In 2017, I moved to Mali in the same role, with MINUSMA, where I was responsible for over two hundred volunteers deployed in different sites in a complex security context. In 2019, I continued my mission in Mali, joining the UNDP Country Office to support the emerging process of UN transition in the country, in close coordination with MINUSMA and the UN Country Team. Today, based in Ethiopia at the regional office of UNDP, I provide support to forty-six countries. It is a privilege to be engaged across an entire continent with colleagues who bring diverse expertise and professional backgrounds, all working towards common goals. In this role, I am also directly involved in regional projects and events.
Throughout my career, I have been exposed to emergency and crisis contexts. UNDP has also allowed me to contribute my expertise and direct support in crisis or political transition contexts. I was deployed as a SURGE advisor following the coup d’état in Mali in 2020 for a duration of five months to ensure the effective participation of youth in the transitional process and resource mobilization in this new context.

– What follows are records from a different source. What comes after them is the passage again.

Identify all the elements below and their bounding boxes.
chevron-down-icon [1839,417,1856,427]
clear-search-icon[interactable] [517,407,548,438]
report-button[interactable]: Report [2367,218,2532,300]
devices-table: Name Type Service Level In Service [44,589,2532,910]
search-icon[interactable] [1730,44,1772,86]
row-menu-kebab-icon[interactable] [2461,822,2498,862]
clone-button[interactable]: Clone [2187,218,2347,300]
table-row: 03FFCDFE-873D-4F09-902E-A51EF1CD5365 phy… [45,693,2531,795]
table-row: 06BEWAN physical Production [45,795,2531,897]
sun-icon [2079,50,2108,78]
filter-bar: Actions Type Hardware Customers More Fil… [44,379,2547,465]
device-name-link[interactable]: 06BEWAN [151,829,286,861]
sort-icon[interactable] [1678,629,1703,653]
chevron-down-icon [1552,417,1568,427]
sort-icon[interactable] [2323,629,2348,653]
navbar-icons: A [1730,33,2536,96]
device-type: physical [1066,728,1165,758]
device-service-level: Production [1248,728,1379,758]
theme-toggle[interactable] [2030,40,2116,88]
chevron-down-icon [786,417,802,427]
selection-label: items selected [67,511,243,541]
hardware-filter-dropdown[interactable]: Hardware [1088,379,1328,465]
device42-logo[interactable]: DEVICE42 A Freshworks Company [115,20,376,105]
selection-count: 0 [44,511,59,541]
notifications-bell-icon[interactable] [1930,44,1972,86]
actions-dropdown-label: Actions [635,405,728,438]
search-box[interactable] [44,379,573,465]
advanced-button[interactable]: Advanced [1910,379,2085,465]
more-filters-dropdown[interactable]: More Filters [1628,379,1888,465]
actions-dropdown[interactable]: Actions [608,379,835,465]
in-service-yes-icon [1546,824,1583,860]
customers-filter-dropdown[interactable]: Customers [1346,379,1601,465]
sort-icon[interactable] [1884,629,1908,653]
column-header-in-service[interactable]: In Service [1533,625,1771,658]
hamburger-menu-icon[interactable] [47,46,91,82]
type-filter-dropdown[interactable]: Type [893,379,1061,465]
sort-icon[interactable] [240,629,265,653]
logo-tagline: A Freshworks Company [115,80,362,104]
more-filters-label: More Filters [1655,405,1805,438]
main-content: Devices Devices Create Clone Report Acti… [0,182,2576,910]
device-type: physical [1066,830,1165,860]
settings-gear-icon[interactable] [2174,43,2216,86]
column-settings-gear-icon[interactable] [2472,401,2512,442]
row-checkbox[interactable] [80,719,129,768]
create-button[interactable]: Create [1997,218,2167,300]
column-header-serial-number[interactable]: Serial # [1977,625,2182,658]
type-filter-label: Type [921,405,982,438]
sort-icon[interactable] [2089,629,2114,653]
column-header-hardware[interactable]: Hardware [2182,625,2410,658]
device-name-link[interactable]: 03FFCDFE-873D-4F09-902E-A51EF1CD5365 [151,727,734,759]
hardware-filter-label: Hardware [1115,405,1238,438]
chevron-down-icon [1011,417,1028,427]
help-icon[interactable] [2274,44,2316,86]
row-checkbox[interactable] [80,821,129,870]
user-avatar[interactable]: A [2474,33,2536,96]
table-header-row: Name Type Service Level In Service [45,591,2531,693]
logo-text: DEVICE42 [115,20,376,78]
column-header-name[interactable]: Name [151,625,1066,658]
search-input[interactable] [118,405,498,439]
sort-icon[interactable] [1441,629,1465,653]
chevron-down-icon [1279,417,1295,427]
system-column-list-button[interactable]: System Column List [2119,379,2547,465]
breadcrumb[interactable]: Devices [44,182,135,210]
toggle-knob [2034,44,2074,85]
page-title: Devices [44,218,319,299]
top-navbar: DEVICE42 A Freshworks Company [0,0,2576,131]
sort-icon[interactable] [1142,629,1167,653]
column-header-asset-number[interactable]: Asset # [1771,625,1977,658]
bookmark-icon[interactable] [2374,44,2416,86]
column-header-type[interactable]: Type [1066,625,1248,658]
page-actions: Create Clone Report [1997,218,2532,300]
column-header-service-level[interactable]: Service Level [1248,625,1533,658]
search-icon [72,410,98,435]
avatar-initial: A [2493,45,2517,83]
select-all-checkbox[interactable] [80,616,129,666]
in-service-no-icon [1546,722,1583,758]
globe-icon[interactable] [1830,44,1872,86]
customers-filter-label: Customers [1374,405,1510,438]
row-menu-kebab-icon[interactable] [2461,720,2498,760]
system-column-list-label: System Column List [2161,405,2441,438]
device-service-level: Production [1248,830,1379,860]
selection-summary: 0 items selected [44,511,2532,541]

Working in these contexts is exciting, and the impact of our engagement is visible. For example, UNDP’s commitment through the Youth, Peace and Security project in the Great Lakes region, implemented in 2022 with the support of UNFPA, has sensitized over 300 young people on their role in peace and reconciliation processes. Despite sometimes complex security conditions, UNDP continues to serve the most vulnerable populations, including young men and women, in communities directly affected by conflicts.
Working for UNDP has reinforced my conviction that with passion, resilience, and empathy, we can go beyond our limits to have a strong, real, and lasting impact on youth.
Our approach is to work with and for youth, in a spirit of co-creation, while creating favorable conditions for their active participation. Two recent and concrete examples are close to my heart. Following the coup d’état in Mali in 2020, and in the context of political transition, I developed a project to mobilize youth and promote social cohesion through sports. The Grand Trail of Youth for Peace, an initiative implemented jointly with the International Organization for Migration , allowed over 1500 young Malians to participate, through sports, in the future of their country and the process of peace and national reconciliation. It promoted social cohesion, connected villages and communities in the South, Center, and North of the country and created spaces for dialogue and expression in the localities traversed.
Another example is the radio program “Vijana kwa amani”; launched with the support of UNDP in South Kivu, in Eastern Democratic Republic of Congo (DRC) in November 2022. It consists of four broadcasts on a community radio, facilitated by young peacebuilders, to promote dialogue on youth participation in peace processes.
What stands out from my various experiences is the importance of the culture of leadership within UNDP: I was entrusted with responsibilities and given the freedom to propose my ideas, initiate and implement collective projects.
What lessons have I learned from my experience? Working with UNDP has taught me to dare to take risks, propose my ideas, and face complex situations. So, if this type of field engagement inspires you, I would like to say, dare to try and do not be discouraged. A good starting point is joining the United Nations Volunteers . This experience has been a fantastic accelerator for me to strengthen my skills, develop my network, and enter the world of the UN.